Close Raynaud's Disease
The doctor told me a while ago that I might have reynauds disease, I already suspected because my hands and feet are pretty much always cold and sometimes go completely white and uncomfortable. I'm not sure if it's because of the reynauds disease but yesterday and one other time something very frightening happened and I don't know if I need to do anytihng about it or not.
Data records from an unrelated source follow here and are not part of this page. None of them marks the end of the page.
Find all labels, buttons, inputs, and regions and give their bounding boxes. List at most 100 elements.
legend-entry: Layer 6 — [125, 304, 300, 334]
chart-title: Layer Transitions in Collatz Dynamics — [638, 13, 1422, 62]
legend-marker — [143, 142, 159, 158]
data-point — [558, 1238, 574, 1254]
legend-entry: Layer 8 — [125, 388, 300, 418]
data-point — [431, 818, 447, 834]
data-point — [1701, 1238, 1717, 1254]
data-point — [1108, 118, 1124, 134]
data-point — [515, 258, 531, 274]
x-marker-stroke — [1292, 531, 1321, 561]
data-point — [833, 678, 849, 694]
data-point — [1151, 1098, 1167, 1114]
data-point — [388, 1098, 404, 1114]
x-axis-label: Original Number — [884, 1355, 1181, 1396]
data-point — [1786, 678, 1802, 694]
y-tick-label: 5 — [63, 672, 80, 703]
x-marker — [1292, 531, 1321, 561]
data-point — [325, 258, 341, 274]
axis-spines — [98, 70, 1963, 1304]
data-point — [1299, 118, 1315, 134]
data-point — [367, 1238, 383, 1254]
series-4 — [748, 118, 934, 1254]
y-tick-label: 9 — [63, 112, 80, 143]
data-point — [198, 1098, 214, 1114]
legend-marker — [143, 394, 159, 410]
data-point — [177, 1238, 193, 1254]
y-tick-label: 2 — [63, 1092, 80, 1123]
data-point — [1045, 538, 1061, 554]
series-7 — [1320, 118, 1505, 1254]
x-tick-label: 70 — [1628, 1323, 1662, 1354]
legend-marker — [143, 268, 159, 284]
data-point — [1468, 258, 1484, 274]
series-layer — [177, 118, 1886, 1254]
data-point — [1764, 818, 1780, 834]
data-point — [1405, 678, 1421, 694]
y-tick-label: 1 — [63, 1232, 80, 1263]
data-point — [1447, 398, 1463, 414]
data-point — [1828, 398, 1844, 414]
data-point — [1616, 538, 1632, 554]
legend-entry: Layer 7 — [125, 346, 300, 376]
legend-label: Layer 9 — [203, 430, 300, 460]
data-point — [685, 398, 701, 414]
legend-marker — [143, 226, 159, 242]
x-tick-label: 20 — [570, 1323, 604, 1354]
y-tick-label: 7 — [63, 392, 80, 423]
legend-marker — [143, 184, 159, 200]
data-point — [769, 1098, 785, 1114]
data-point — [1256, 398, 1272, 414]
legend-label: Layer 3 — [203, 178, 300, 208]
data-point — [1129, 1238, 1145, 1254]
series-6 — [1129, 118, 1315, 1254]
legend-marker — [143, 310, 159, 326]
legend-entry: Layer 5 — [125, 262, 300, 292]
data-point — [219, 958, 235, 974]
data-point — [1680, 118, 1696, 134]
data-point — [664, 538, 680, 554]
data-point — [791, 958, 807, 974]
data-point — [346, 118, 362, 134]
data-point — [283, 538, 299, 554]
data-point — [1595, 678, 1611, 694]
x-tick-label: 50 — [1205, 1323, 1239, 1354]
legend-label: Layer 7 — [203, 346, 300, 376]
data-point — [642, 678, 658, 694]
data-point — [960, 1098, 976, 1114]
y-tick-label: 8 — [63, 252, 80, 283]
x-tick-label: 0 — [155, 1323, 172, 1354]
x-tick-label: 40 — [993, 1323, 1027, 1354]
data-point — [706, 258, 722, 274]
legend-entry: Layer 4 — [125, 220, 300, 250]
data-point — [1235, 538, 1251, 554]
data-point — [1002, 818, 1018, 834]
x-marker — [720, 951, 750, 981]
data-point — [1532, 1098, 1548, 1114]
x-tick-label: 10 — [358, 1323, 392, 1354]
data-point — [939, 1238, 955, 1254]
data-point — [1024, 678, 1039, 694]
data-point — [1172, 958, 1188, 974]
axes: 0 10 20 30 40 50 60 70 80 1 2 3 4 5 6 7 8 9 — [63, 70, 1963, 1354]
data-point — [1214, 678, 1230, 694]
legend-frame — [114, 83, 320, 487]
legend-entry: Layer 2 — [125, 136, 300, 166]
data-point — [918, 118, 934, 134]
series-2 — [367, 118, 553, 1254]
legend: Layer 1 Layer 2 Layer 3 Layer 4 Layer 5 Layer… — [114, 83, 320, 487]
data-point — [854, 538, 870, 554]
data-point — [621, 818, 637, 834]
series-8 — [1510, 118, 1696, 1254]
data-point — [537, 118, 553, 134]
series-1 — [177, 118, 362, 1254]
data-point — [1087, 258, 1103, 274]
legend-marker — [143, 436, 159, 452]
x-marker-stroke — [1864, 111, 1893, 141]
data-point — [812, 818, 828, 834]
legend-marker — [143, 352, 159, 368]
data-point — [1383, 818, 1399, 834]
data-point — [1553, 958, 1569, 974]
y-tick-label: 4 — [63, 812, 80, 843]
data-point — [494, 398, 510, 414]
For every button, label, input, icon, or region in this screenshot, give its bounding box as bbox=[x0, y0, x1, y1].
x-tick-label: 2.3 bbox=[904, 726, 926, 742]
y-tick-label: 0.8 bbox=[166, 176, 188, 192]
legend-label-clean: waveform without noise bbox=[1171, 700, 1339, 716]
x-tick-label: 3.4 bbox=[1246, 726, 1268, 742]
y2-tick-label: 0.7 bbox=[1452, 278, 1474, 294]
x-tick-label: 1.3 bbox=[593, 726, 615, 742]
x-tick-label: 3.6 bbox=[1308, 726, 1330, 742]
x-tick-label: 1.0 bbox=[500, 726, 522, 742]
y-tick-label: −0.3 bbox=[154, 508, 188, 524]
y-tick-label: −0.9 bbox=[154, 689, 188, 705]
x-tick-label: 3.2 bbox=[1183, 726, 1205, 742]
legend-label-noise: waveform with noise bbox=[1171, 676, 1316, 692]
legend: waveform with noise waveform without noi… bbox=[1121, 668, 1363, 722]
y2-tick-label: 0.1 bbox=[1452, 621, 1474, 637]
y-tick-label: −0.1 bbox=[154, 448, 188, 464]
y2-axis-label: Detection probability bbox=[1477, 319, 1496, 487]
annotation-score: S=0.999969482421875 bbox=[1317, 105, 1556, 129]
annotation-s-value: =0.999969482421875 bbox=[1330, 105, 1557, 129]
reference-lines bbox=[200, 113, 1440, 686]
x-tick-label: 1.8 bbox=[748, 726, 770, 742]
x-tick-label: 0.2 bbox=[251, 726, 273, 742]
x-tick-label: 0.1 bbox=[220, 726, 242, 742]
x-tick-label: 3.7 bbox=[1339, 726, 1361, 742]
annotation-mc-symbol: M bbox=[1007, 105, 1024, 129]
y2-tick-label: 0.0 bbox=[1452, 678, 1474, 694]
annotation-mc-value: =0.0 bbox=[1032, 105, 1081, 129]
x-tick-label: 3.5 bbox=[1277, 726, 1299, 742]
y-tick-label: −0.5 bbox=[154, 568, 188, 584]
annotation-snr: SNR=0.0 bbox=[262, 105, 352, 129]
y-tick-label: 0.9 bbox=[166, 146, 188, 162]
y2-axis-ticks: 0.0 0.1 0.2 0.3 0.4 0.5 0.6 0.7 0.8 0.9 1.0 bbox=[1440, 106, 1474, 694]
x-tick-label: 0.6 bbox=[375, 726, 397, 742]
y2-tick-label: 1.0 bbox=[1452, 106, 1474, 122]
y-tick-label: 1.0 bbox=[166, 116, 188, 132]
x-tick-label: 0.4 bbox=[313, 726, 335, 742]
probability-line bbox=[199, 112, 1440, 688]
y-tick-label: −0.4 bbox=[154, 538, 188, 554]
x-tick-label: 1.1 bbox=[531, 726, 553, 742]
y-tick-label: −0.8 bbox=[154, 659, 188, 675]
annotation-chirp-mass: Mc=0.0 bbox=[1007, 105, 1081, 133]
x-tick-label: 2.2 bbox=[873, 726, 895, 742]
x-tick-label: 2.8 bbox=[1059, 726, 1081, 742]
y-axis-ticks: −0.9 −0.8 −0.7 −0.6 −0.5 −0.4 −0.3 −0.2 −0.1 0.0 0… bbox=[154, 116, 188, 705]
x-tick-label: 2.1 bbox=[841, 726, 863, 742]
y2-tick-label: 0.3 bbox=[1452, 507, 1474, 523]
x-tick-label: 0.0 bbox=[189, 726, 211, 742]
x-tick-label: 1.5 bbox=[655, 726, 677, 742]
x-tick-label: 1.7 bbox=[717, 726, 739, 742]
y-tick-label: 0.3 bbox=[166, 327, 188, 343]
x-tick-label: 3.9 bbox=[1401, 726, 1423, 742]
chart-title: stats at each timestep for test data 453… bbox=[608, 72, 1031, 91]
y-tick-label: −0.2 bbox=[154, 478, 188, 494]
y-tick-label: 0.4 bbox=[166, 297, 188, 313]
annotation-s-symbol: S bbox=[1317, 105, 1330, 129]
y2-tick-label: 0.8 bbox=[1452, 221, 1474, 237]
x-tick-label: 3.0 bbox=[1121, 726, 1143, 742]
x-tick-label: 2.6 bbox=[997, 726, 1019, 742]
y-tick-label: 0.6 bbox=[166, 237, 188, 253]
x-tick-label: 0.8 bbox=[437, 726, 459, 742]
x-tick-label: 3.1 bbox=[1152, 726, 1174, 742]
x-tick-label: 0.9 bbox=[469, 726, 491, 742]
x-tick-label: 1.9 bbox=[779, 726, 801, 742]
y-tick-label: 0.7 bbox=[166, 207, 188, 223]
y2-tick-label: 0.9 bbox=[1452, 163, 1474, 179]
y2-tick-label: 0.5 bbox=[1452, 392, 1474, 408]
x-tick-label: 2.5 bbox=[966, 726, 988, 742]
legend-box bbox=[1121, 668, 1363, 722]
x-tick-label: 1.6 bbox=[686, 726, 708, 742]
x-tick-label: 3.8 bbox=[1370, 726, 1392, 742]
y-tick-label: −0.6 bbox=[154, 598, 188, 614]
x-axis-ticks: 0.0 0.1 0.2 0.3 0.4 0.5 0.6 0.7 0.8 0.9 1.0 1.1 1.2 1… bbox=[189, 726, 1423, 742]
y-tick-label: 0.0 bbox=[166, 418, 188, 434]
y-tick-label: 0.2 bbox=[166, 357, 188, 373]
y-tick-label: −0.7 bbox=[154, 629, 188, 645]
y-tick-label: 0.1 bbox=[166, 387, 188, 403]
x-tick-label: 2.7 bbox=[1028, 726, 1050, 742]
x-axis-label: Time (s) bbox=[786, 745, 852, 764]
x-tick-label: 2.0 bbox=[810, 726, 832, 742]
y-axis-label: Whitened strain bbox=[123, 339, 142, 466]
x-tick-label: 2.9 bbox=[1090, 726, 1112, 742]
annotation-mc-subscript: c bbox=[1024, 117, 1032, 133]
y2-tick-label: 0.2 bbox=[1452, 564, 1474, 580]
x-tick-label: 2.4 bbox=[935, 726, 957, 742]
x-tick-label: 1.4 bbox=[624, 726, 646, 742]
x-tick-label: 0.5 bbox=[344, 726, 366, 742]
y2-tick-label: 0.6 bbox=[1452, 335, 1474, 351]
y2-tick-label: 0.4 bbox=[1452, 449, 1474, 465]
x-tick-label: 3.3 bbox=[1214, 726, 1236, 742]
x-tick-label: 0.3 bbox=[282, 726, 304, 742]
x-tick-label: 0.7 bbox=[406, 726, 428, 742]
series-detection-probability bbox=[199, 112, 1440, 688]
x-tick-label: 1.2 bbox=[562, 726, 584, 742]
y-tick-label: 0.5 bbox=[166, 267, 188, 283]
I'd really like some help.
Open Depression
Not just yet.
Treatments
- Celexa Not Working
- The effects of this drug, although probably what it's designed for, I didn't like, I felt it dulled everything, and stopped me from thinking things through in a focused way.
- Cognitive Behavioral Therapy Considering
- I'm not sure, but I think I had a particularly good therapist, otherwise, I don't think I'd have been able to do it. The process was painful, but some things made sense, and now I can identify some things which worked. He recommended further CBT in the future, and he thought that it was beneficial.
- Seroquel Not Working
- I still have mostly a full pack of this. It was given to take when required, but either when I need it I am in too much of a state to take it, or I am very disturbed but too calm to justify taking it. Also only small immediate effect, then about 4 hours after feel awful, drugged, exhausted...
- Support from Friends & Family Not Working
- I was encouraged to invole my mother, so I talked to her, and my sister who I relate most to, Mum had a carers assessment, I wish I had not involved her, I am caused more pain and discomfort, and feeling things that I really do not want to feel, frustrated, it was in the open, and she let it be burried again.
- Writing Somewhat Helpful
- I keep my own private journal, it is bad to re-read previous entries, although this I sometimes do, I worry about people finding it, it is very one way, I can write negative things in there and they are not challenged, and it makes them stronger, but it acts in a sort of similar way to talking to a person, and gives vent to pain, feels like action, feels controlled in a way.
- Zoloft Not Working
- I tried a few medications, and although they worked in a way, I didn't feel that they were good for me, I didn't like how they made me feel, unable to react emotionally, or be affected by things, I didn't feel this was healthy.